The kraken’s tentacles swept the first elves from the battlement, and Gundabyr hesitated no longer. He ran down the east s
lope to the woods. The area was deserted. The Dargonesti hadn’t bothered to surround the landward side of Thonbec. They probably didn’t want to risk being cut off from the river.
Axe in hand, the dwarf plunged into the woods. His flight took him down this slope and up the next hill. As the eastern sky lightened to gold, he was forced to stop and catch his breath. On the bald crest of a hill, he turned to survey Thonbec. Nothing remained of the ancient fortress but an enormous mound of gray stone. A column of dust rose like smoke straight up in the still air.
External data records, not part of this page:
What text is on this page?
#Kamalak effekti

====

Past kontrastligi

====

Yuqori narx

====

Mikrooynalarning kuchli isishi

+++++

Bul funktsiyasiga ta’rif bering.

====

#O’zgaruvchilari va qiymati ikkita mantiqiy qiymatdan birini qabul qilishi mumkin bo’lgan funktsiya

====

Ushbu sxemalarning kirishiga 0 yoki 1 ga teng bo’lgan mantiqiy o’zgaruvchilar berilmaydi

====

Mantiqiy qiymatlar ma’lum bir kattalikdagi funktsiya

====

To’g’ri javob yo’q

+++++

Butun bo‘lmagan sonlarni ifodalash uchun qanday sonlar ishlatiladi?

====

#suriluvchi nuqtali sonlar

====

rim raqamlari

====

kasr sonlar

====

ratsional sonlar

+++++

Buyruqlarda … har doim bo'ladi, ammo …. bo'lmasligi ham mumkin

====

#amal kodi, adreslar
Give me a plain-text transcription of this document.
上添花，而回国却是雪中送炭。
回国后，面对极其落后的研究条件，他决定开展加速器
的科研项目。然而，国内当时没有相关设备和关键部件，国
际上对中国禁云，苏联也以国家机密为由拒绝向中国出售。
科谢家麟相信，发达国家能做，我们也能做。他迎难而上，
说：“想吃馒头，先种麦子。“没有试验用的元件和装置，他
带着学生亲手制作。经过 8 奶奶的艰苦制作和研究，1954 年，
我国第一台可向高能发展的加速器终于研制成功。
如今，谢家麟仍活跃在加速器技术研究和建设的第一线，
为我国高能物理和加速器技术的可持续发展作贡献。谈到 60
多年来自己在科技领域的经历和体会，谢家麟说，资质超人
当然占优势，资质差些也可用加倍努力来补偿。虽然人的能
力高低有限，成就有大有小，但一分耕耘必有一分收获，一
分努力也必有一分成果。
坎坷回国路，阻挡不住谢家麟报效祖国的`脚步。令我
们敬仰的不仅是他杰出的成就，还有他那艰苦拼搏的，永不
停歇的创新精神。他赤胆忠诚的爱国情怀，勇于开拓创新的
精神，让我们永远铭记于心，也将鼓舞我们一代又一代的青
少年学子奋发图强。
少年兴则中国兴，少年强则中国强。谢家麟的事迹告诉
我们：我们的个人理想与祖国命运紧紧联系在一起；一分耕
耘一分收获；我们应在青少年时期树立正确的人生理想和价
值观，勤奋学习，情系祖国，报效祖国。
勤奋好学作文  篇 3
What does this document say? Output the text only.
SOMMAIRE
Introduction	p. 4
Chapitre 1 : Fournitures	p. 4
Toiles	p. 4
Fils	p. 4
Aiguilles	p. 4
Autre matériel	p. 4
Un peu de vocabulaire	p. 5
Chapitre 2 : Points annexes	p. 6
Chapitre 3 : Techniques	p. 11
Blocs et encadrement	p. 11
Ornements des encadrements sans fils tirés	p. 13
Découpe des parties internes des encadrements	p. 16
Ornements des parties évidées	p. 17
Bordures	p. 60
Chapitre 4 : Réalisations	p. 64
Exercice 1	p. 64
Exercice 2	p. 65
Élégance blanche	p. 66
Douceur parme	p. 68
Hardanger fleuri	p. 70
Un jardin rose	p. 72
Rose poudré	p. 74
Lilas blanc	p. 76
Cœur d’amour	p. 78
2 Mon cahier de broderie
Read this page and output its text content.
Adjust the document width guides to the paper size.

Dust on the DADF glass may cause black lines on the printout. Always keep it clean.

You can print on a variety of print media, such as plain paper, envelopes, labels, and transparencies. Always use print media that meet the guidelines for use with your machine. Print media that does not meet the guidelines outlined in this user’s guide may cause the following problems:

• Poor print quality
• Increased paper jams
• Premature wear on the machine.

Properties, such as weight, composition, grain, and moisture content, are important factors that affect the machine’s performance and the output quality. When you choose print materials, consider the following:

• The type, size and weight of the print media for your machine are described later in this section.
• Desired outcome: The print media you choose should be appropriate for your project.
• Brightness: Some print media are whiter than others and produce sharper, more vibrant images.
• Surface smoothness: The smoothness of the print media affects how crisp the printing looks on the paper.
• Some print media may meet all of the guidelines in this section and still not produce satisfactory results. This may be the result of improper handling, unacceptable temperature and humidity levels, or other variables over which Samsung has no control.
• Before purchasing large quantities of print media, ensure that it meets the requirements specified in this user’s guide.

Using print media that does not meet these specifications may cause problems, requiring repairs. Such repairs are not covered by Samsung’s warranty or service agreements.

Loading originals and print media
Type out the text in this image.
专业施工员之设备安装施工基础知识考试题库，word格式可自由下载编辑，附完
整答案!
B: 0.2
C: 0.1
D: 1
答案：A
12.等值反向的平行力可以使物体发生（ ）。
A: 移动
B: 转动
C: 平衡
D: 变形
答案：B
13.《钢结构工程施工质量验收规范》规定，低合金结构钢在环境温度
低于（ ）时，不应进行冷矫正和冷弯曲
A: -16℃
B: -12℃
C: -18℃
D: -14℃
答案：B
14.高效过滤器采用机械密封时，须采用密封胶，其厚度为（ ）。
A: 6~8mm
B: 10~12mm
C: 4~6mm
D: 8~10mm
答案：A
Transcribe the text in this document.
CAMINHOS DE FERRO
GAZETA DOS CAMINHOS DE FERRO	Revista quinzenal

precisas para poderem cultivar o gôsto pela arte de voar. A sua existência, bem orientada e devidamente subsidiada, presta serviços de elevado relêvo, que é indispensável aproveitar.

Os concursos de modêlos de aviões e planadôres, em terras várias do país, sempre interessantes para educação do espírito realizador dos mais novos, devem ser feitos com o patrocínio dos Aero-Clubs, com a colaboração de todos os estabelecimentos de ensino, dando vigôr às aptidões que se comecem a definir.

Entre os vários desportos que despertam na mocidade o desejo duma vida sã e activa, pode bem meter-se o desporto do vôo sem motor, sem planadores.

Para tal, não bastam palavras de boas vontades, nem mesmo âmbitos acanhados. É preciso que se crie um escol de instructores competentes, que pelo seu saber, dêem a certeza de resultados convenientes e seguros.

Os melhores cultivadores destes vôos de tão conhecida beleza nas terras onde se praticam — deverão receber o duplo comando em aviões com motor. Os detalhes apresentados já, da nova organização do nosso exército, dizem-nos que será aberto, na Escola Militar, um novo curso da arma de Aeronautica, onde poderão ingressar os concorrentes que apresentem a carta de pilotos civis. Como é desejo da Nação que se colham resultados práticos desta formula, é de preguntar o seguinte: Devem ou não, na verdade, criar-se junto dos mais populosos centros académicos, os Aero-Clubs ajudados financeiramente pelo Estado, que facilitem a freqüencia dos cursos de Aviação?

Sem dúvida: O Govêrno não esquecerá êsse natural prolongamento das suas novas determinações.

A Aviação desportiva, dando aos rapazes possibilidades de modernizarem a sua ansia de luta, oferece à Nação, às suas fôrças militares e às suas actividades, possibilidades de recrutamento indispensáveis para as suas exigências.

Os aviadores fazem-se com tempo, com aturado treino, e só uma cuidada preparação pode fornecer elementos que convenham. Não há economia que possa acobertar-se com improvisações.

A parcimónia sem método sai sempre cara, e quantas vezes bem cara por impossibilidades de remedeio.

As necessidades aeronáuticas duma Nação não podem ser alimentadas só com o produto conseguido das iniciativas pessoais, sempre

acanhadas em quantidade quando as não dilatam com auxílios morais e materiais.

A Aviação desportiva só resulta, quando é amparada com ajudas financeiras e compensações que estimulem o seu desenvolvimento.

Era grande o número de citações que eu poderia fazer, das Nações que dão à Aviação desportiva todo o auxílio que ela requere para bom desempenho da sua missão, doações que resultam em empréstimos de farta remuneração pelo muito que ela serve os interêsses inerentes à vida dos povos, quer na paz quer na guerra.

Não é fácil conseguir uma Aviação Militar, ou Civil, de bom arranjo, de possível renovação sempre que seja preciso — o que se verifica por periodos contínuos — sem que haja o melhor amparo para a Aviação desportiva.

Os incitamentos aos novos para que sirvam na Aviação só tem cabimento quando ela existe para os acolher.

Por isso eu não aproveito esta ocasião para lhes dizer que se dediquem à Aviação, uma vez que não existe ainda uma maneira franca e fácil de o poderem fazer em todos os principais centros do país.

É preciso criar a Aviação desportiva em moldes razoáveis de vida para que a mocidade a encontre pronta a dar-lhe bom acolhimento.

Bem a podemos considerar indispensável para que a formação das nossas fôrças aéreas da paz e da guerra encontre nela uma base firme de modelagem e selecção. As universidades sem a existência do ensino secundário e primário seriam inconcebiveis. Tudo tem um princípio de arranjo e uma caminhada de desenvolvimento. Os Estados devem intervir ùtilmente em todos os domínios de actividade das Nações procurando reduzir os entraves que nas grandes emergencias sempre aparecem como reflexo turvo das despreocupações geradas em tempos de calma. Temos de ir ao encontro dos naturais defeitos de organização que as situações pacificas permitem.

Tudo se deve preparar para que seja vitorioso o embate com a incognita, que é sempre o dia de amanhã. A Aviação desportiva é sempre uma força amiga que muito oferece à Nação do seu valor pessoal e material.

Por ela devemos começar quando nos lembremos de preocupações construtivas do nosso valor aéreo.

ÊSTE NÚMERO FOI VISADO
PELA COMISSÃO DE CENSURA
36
Real smoke from the sacked village of Brackenost made a thin plume next to the vast dust cloud.
Gundabyr leaned on his axe handle, chest heaving. He realized he couldn’t simply run away. He was too stubborn for that and, he had to admit it, he liked that young elf princess. She wasn’t nearly as stuck-up as most elves. Besides, if the Dargonesti were allowed to take over Silvanesti, no country on Krynn would be safe. He would have to go back. He had to find Vixa.
When his breathing came under control, he shouldered his weapon and started back down the hill. The return trip, not conducted at a blind run, was much slower. By the time Gundabyr reached the clearing where the east wall had stood, the morning sun was bathing the ruins of the fortress. There were no Dargonesti in sight. Many Silvanesti lay dead on the field, slain in flight by Dargonesti spears. He looked them over, thankful Vixa couldn’t be found among them.
The kraken was gone, presumably back into the sea, but its nasty smell still fouled the air. Gundabyr picked his way up the hill through the litter of broken stones and dead elves. He reached the top and could see a long distance in all directions. Nothing was stirring. No elves – of any nation – no sea monsters, not even any animals broke the unnatural quiet.
As the dwarf clambered down the north side of the ruins, all the while his mind was working. Where had the Dargonesti gone? They had taken the fort, or the kraken had, yet they’d left the site of their great victory.